More recently, the final words of death-row inmates have been more apologetic, going by a Fox News article compiling last words from inmates executed in the last few years. “I wanted to apologize for the grief and the pain that I caused y’all,” 37-year-old Mark Soliz said before he was put to death. “I’ve been considering changing my life. It took me 27 years to do so. Man, I want to apologize, I don’t know if me passing will bring y’all comfort for the pain and suffering I caused y’all. I am at peace. Oh man, I didn’t know if y’all would come or not, but I am glad y’all did so I could talk to y’all. I know the pain when I talk to my grandma.

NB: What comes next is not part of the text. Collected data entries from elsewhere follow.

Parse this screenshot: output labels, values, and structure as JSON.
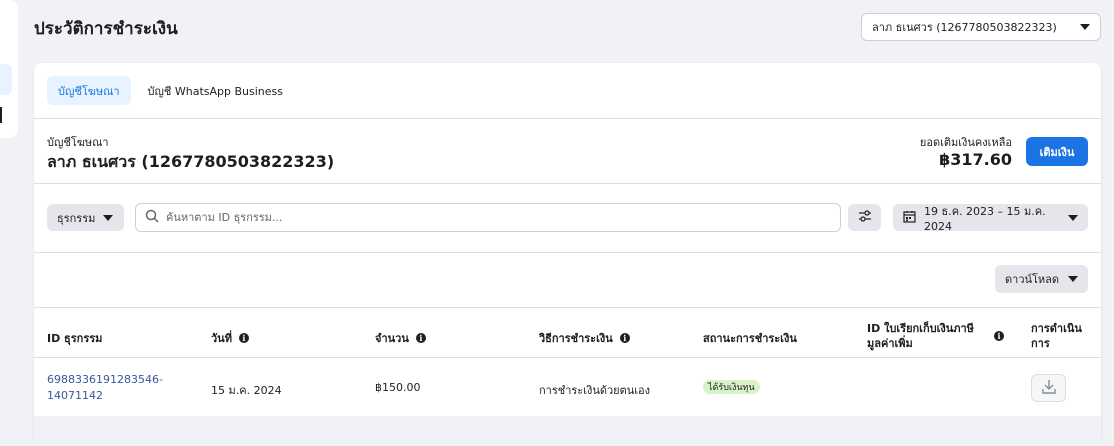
{
  "header": {
    "title": "ประวัติการชำระเงิน",
    "account_selector": "ลาภ ธเนศวร (1267780503822323)"
  },
  "tabs": [
    {
      "label": "บัญชีโฆษณา",
      "active": true
    },
    {
      "label": "บัญชี WhatsApp Business",
      "active": false
    }
  ],
  "account": {
    "type_label": "บัญชีโฆษณา",
    "name": "ลาภ ธเนศวร (1267780503822323)",
    "balance_label": "ยอดเติมเงินคงเหลือ",
    "balance": "฿317.60",
    "add_funds_label": "เติมเงิน"
  },
  "filters": {
    "type_dropdown": "ธุรกรรม",
    "search_placeholder": "ค้นหาตาม ID ธุรกรรม...",
    "date_range": "19 ธ.ค. 2023 – 15 ม.ค. 2024"
  },
  "download_label": "ดาวน์โหลด",
  "table": {
    "headers": {
      "txn_id": "ID ธุรกรรม",
      "date": "วันที่",
      "amount": "จำนวน",
      "method": "วิธีการชำระเงิน",
      "status": "สถานะการชำระเงิน",
      "invoice_line1": "ID ใบเรียกเก็บเงินภาษี",
      "invoice_line2": "มูลค่าเพิ่ม",
      "action_line1": "การดำเนิน",
      "action_line2": "การ"
    },
    "rows": [
      {
        "txn_id_line1": "6988336191283546-",
        "txn_id_line2": "14071142",
        "date": "15 ม.ค. 2024",
        "amount": "฿150.00",
        "method": "การชำระเงินด้วยตนเอง",
        "status": "ได้รับเงินทุน",
        "invoice": ""
      }
    ]
  },
  "colors": {
    "accent": "#1b74e4",
    "link": "#385898",
    "status_paid_bg": "#d8f3c6",
    "page_bg": "#f0f2f5"
  }
}
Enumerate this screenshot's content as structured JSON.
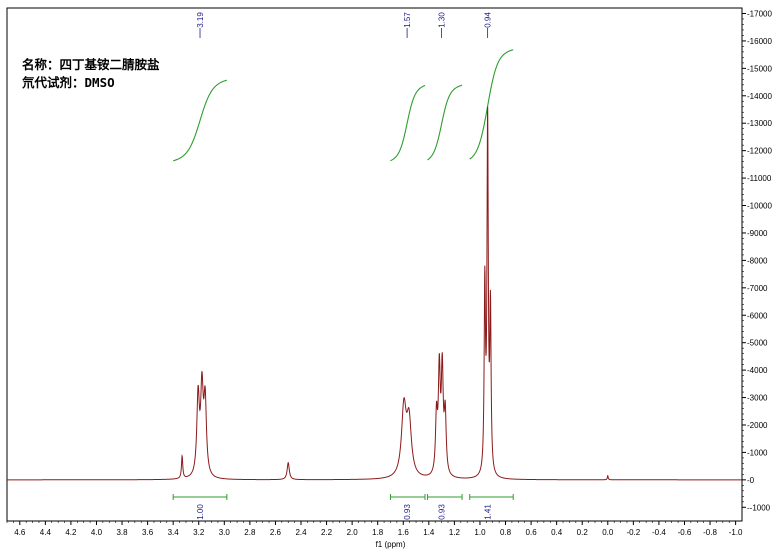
{
  "info": {
    "name_label": "名称：",
    "name_value": "四丁基铵二腈胺盐",
    "solvent_label": "氘代试剂：",
    "solvent_value": "DMSO"
  },
  "colors": {
    "spectrum": "#8b1a1a",
    "integral": "#2e9e2e",
    "peak_label": "#1f1f8c",
    "axis": "#000000"
  },
  "chart_data": {
    "type": "line",
    "xlabel": "f1 (ppm)",
    "ylabel": "",
    "xlim": [
      4.7,
      -1.05
    ],
    "ylim": [
      -1500,
      17200
    ],
    "x_reversed": true,
    "y_axis_side": "right",
    "x_ticks": [
      4.6,
      4.4,
      4.2,
      4.0,
      3.8,
      3.6,
      3.4,
      3.2,
      3.0,
      2.8,
      2.6,
      2.4,
      2.2,
      2.0,
      1.8,
      1.6,
      1.4,
      1.2,
      1.0,
      0.8,
      0.6,
      0.4,
      0.2,
      0.0,
      -0.2,
      -0.4,
      -0.6,
      -0.8,
      -1.0
    ],
    "x_tick_labels": [
      "4.6",
      "4.4",
      "4.2",
      "4.0",
      "3.8",
      "3.6",
      "3.4",
      "3.2",
      "3.0",
      "2.8",
      "2.6",
      "2.4",
      "2.2",
      "2.0",
      "1.8",
      "1.6",
      "1.4",
      "1.2",
      "1.0",
      "0.8",
      "0.6",
      "0.4",
      "0.2",
      "0.0",
      "-0.2",
      "-0.4",
      "-0.6",
      "-0.8",
      "-1.0"
    ],
    "y_ticks": [
      -1000,
      0,
      1000,
      2000,
      3000,
      4000,
      5000,
      6000,
      7000,
      8000,
      9000,
      10000,
      11000,
      12000,
      13000,
      14000,
      15000,
      16000,
      17000
    ],
    "y_tick_labels": [
      "--1000",
      "-0",
      "-1000",
      "-2000",
      "-3000",
      "-4000",
      "-5000",
      "-6000",
      "-7000",
      "-8000",
      "-9000",
      "-10000",
      "-11000",
      "-12000",
      "-13000",
      "-14000",
      "-15000",
      "-16000",
      "-17000"
    ],
    "peak_labels": [
      {
        "ppm": 3.19,
        "label": "3.19"
      },
      {
        "ppm": 1.57,
        "label": "1.57"
      },
      {
        "ppm": 1.3,
        "label": "1.30"
      },
      {
        "ppm": 0.94,
        "label": "0.94"
      }
    ],
    "peaks": [
      {
        "ppm": 3.33,
        "height": 820,
        "width": 0.006
      },
      {
        "ppm": 3.205,
        "height": 2900,
        "width": 0.012
      },
      {
        "ppm": 3.175,
        "height": 3050,
        "width": 0.012
      },
      {
        "ppm": 3.15,
        "height": 2700,
        "width": 0.012
      },
      {
        "ppm": 2.5,
        "height": 620,
        "width": 0.01
      },
      {
        "ppm": 1.595,
        "height": 2500,
        "width": 0.022
      },
      {
        "ppm": 1.555,
        "height": 2000,
        "width": 0.022
      },
      {
        "ppm": 1.34,
        "height": 2100,
        "width": 0.009
      },
      {
        "ppm": 1.318,
        "height": 3700,
        "width": 0.009
      },
      {
        "ppm": 1.295,
        "height": 3750,
        "width": 0.009
      },
      {
        "ppm": 1.272,
        "height": 2200,
        "width": 0.009
      },
      {
        "ppm": 0.962,
        "height": 6800,
        "width": 0.006
      },
      {
        "ppm": 0.94,
        "height": 12800,
        "width": 0.006
      },
      {
        "ppm": 0.918,
        "height": 5900,
        "width": 0.006
      },
      {
        "ppm": 0.0,
        "height": 150,
        "width": 0.004
      }
    ],
    "integrals": [
      {
        "from": 3.4,
        "to": 2.98,
        "label": "1.00",
        "center": 3.19
      },
      {
        "from": 1.7,
        "to": 1.43,
        "label": "0.93",
        "center": 1.57
      },
      {
        "from": 1.41,
        "to": 1.14,
        "label": "0.93",
        "center": 1.3
      },
      {
        "from": 1.08,
        "to": 0.74,
        "label": "1.41",
        "center": 0.94
      }
    ]
  }
}
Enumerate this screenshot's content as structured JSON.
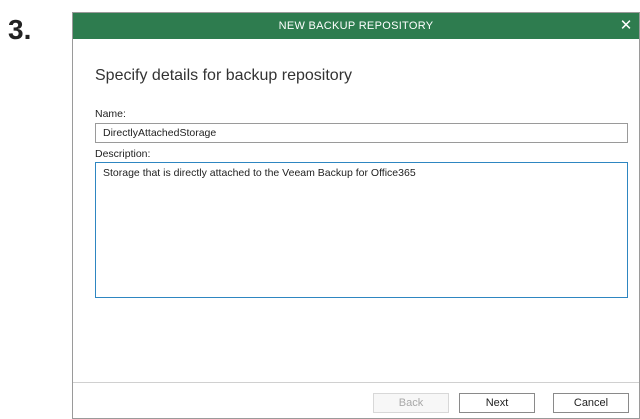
{
  "step": {
    "number": "3."
  },
  "dialog": {
    "title": "NEW BACKUP REPOSITORY",
    "close_symbol": "✕",
    "heading": "Specify details for backup repository",
    "name_label": "Name:",
    "name_value": "DirectlyAttachedStorage",
    "description_label": "Description:",
    "description_value": "Storage that is directly attached to the Veeam Backup for Office365"
  },
  "buttons": {
    "back": "Back",
    "next": "Next",
    "cancel": "Cancel"
  },
  "colors": {
    "titlebar": "#2e7c4f",
    "focus_border": "#2e86c1"
  }
}
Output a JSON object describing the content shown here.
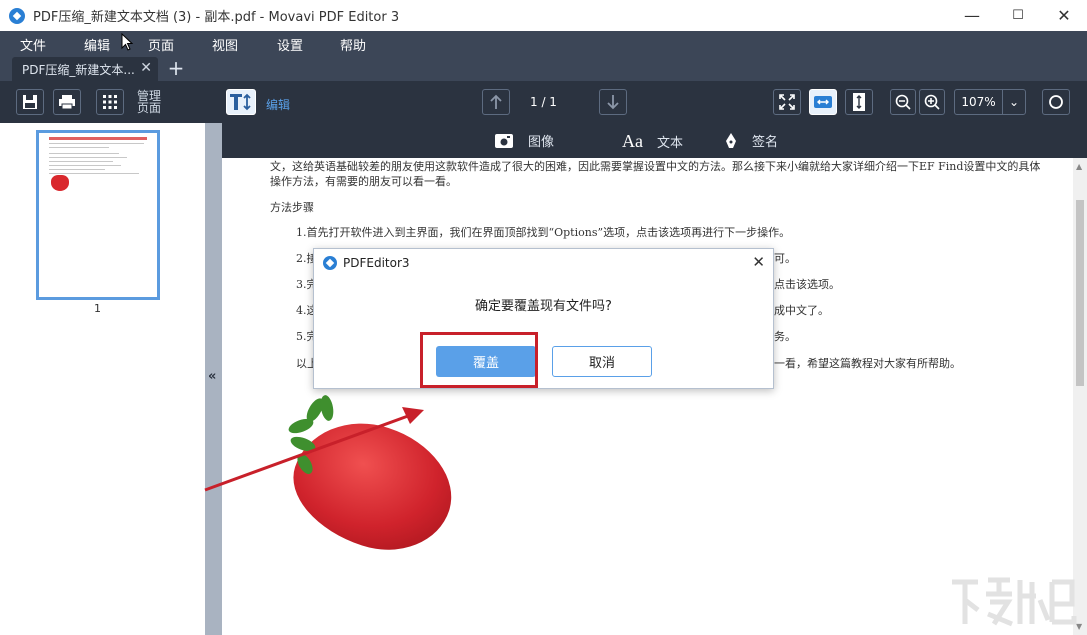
{
  "window": {
    "title": "PDF压缩_新建文本文档 (3) - 副本.pdf - Movavi PDF Editor 3",
    "minimize": "—",
    "maximize": "☐",
    "close": "✕"
  },
  "menu": [
    "文件",
    "编辑",
    "页面",
    "视图",
    "设置",
    "帮助"
  ],
  "tabs": {
    "active_label": "PDF压缩_新建文本...",
    "close": "✕",
    "add": "+"
  },
  "toolbar": {
    "manage_pages_line1": "管理",
    "manage_pages_line2": "页面",
    "edit_label": "编辑",
    "page_indicator": "1 / 1",
    "zoom": "107%"
  },
  "subtoolbar": {
    "image": "图像",
    "text": "文本",
    "signature": "签名"
  },
  "thumbnail": {
    "page_number": "1"
  },
  "document": {
    "lines": [
      "文，这给英语基础较差的朋友使用这款软件造成了很大的困难，因此需要掌握设置中文的方法。那么接下来小编就给大家详细介绍一下EF Find设置中文的具体",
      "操作方法，有需要的朋友可以看一看。",
      "方法步骤",
      "1.首先打开软件进入到主界面，我们在界面顶部找到“Options”选项，点击该选项再进行下一步操作。",
      "2.接",
      "可。",
      "3.完",
      "点击该选项。",
      "4.这",
      "成中文了。",
      "5.完",
      "务。",
      "以上",
      "一看，希望这篇教程对大家有所帮助。"
    ]
  },
  "dialog": {
    "title": "PDFEditor3",
    "close": "✕",
    "message": "确定要覆盖现有文件吗?",
    "ok": "覆盖",
    "cancel": "取消"
  },
  "colors": {
    "accent": "#5aa0e8",
    "highlight": "#c8202a",
    "toolbar_bg": "#2b3340"
  }
}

I’m just glad I got a chance to talk to y’all.”

It’s a theme further explored by GoodByeWarden.com, a website established in 2014 that collected the final words of “565 human beings who faced certain, unavoidable death.” A quick glance at many of the entries reveals that most death-row inmates use their final words to apologize to their victims, as well as make one final plea to their respective God. 

The Last Word

All of which brings us back to the initial question of what we, the living, are supposed to do with the final words of a dying person. Clearly, based on the longevity of many of these quotes, those of us who hear them find their message to be invaluable. But if we’re being honest about the nature of our functioning (or lack thereof) at the point of death, it’s obvious that few people are coherent enough to be remarkable, clever or quirky in their final moments. 

Perhaps, then, the final quotes we’ve grown to admire from those who’ve left this world aren’t drawn from a final breath, but rather edited together from the final few days or even minutes before their curtain call. As such, they should be renamed as the last words we choose to remember them by, which, frankly, is probably true of just about every famous final statement you’ve ever read. Actual, final last words are almost certainly going to come not from a place of inspiration, but of fear, pain, confusion or all three. 

And this being the case, we can go ahead and assume that maybe “I am ejaculating” was Cream’s final statement after all.